FIG. 1 is a schematic diagram illustrating the completion of the construction of a steel sheet pile according to the present invention;

FIG. 2 is a schematic structural view of a bottom spliced pile according to the present invention;

FIG. 3 is a schematic structural view of a middle-section spliced pile according to the present invention;

FIG. 4 is a schematic structural view of a top spliced pile according to the present invention;

FIG. 5 is a sectional view of the connection mode of the spliced piles of each section in the invention;

FIG. 6 is a schematic diagram of the splicing of a steel sheet pile and a bearing platform according to the present invention;

FIG. 7 is a cross-sectional view showing the arrangement of optical fibers according to the present invention;

FIG. 8 is a sectional view of the pile body at the splicing portion of the present invention;

FIG. 9 is a schematic view of the pile tip of the bottom spliced pile of the present invention;

fig. 10 is a schematic view of the top end spliced pile cap of the present invention.

Detailed Description

As shown in fig. 1, the spliced snowflake type steel sheet pile capable of monitoring deformation of the pile is composed of a plurality of segments of spliced piles, and comprises a bottom spliced pile 1, a plurality of middle segment spliced piles 2 and a top spliced pile 3. The cross sections of the pile bodies of the bottom splicing pile, the middle section splicing pile and the top end splicing pile are snowflake-shaped consisting of three Y-shaped bodies with included angles of 120 degrees. The spliced piles are connected by inserting the inverted convex-shaped section 7 into the concave-shaped section 6 and using a high-strength bolt, and are further reinforced by welding rods 9 to form a whole body for actual engineering.

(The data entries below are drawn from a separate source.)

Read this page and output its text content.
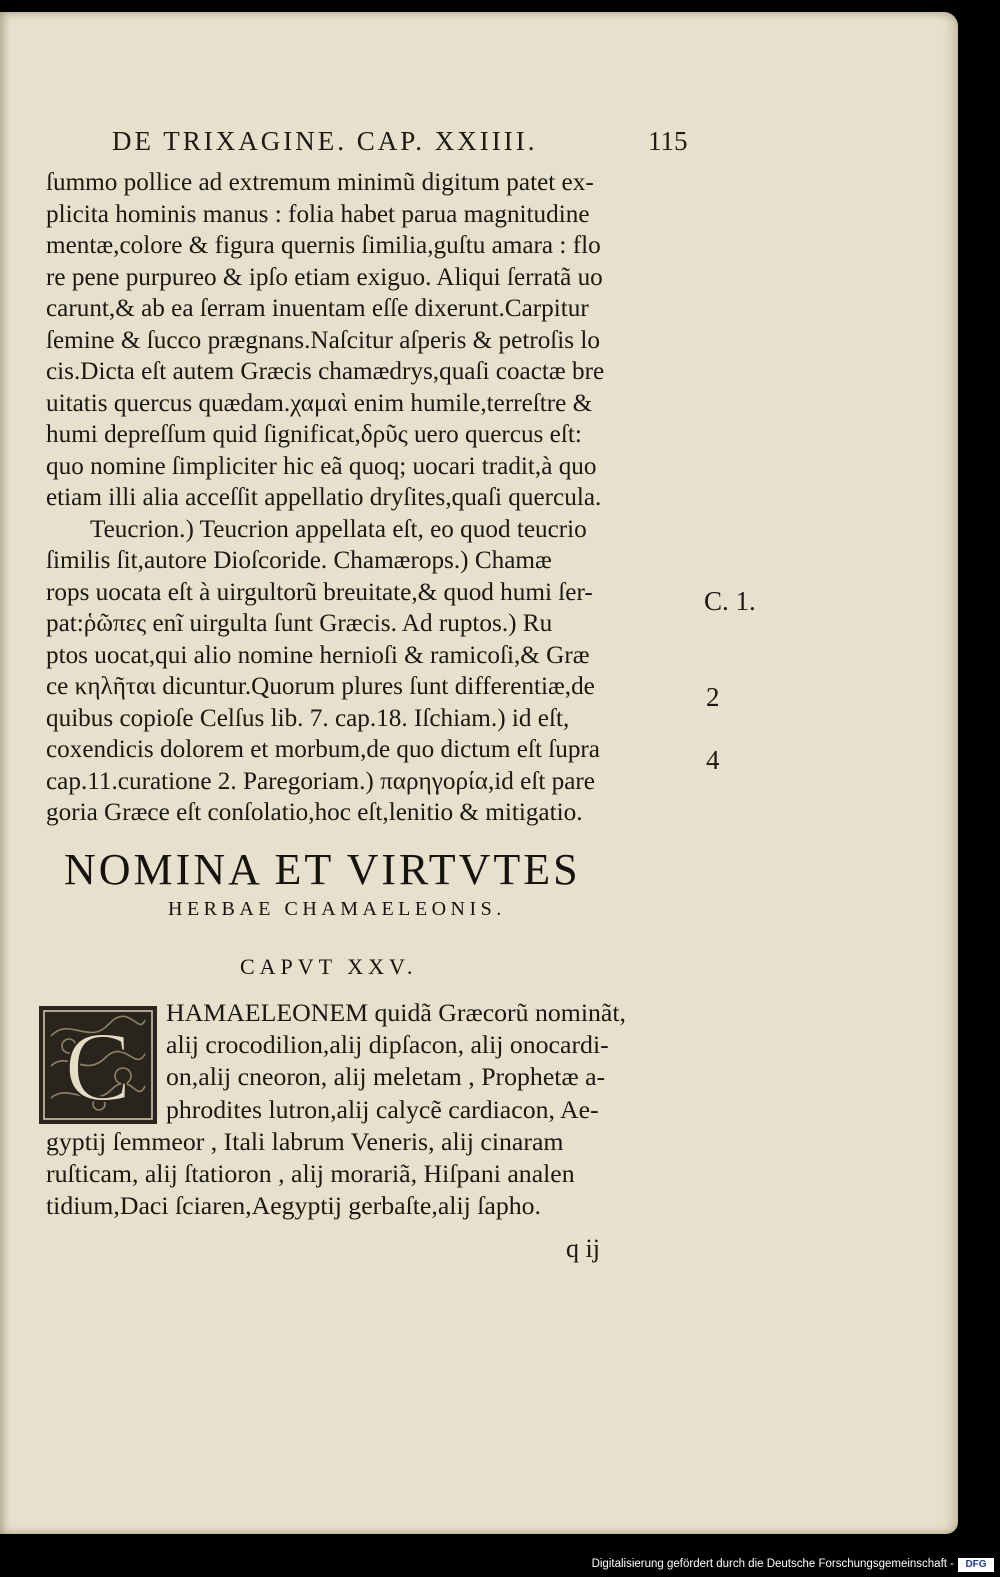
DE TRIXAGINE. CAP. XXIIII.	115
ſummo pollice ad extremum minimũ digitum patet ex-
plicita hominis manus : folia habet parua magnitudine
mentæ,colore & figura quernis ſimilia,guſtu amara : flo
re pene purpureo & ipſo etiam exiguo. Aliqui ſerratã uo
carunt,& ab ea ſerram inuentam eſſe dixerunt.Carpitur
ſemine & ſucco prægnans.Naſcitur aſperis & petroſis lo
cis.Dicta eſt autem Græcis chamædrys,quaſi coactæ bre
uitatis quercus quædam.χαμαὶ enim humile,terreſtre &
humi depreſſum quid ſignificat,δρῦς uero quercus eſt:
quo nomine ſimpliciter hic eã quoq; uocari tradit,à quo
etiam illi alia acceſſit appellatio dryſites,quaſi quercula.
Teucrion.) Teucrion appellata eſt, eo quod teucrio
ſimilis ſit,autore Dioſcoride. Chamærops.) Chamæ
rops uocata eſt à uirgultorũ breuitate,& quod humi ſer-
pat:ῥῶπες enĩ uirgulta ſunt Græcis. Ad ruptos.) Ru
ptos uocat,qui alio nomine hernioſi & ramicoſi,& Græ
ce κηλῆται dicuntur.Quorum plures ſunt differentiæ,de
quibus copioſe Celſus lib. 7. cap.18. Iſchiam.) id eſt,
coxendicis dolorem et morbum,de quo dictum eſt ſupra
cap.11.curatione 2. Paregoriam.) παρηγορία,id eſt pare
goria Græce eſt conſolatio,hoc eſt,lenitio & mitigatio.
C. 1.
2
4
NOMINA ET VIRTVTES
HERBAE CHAMAELEONIS.
CAPVT XXV.
C	HAMAELEONEM quidã Græcorũ nominãt,
alij crocodilion,alij dipſacon, alij onocardi-
on,alij cneoron, alij meletam , Prophetæ a-
phrodites lutron,alij calycẽ cardiacon, Ae-
gyptij ſemmeor , Itali labrum Veneris, alij cinaram
ruſticam, alij ſtatioron , alij morariã, Hiſpani analen
tidium,Daci ſciaren,Aegyptij gerbaſte,alij ſapho.
q ij
Digitalisierung gefördert durch die Deutsche Forschungsgemeinschaft -	DFG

Wherein the length scope of bottom concatenation stake, interlude concatenation stake unit and top concatenation stake is 2 ~ 3m to the construction is convenient for. The spliced snowflake type steel sheet pile is introduced with the optical fiber 12, the scale 11 and the two-dimensional code 5, the optical fiber is laid in the driving process of the steel sheet pile, and the optical fiber is accessed into an external data receiver 14 after the construction is finished so as to monitor the deformation of the pile body in real time; meanwhile, the piling depth can be known in real time through the scale 11, and the characteristics of the pile can be known in a two-dimensional code scanning mode.

As shown in fig. 2, the bottom of the bottom spliced pile 1 is pyramid-shaped, and a steel plate pile tip 4 is formed, and the shape of the pile tip reduces the resistance of the pile in the driving process. The two-dimensional code 5 is attached to the bottom of the pile body of the bottom spliced pile 1, so that a client can conveniently scan codes to know the characteristics of the spliced snowflake type pile; scales 11 are engraved on the side edges of the pile body of each segment of spliced pile so as to know the depth of the pile in the driving process in real time; 1/3 length scope fretwork at bottom concatenation stake 1 top forms character cut in bas-relief shape section 6, and this section corresponding position is equipped with bolt hole 8.

As shown in fig. 3, 1/3 lengths extending outwards from the bottom of the middle section spliced pile 2 form an inverted convex section 7, 1/3 length range of the top of the middle section spliced pile is hollowed out to form a concave section 6, and bolt holes 8 are arranged at corresponding positions of the concave section and the inverted convex section; the side edge of the pile body is carved with a scale 11. The middle section spliced pile is formed by sequentially splicing a plurality of sections of middle section spliced pile units.

As shown in fig. 4, the bottom of the top spliced pile 3 extends outwards 1/3 to form an inverted convex section 7, and the top is connected with the pile cap 10; the staff gauge 11 is carved with to pile body lateral margin, and the corresponding position of the inverted-convex character-shaped section 7 has seted up bolt hole 8.

As shown in fig. 5, after the alignment of the spliced piles is completed, the inverted-convex section 7 at the bottom is inserted into the concave section 6 at the top, so that the bolt holes 8 of the two sections are overlapped, the sections are connected with each other through high-strength bolts to form a long snowflake type steel sheet pile, and the periphery of the contact is further reinforced in a welding rod 9 welding mode; the first welding rod and the second welding rod have the functions of reinforcing connection and stiffening ribs.

As shown in fig. 6, the drawing is a structural design drawing of a novel uplift pile-splicing node of a steel sheet pile and a bearing platform, and the bearing platform 16 and the pile are mainly connected and force-transferred through a pile-splicing structure 15. The upper anchor bars 19 are mounted to the sheet pile caps 10 by means of mechanical connection joints 18. The upper pulling load is transferred to the pile cap 10 through the upper anchor bar 19 and then transferred to the lower anchor bar 17 through the pile cap. Wherein, 20 is pile extension structure anchor bars, and 21 is pile extension structure stirrups.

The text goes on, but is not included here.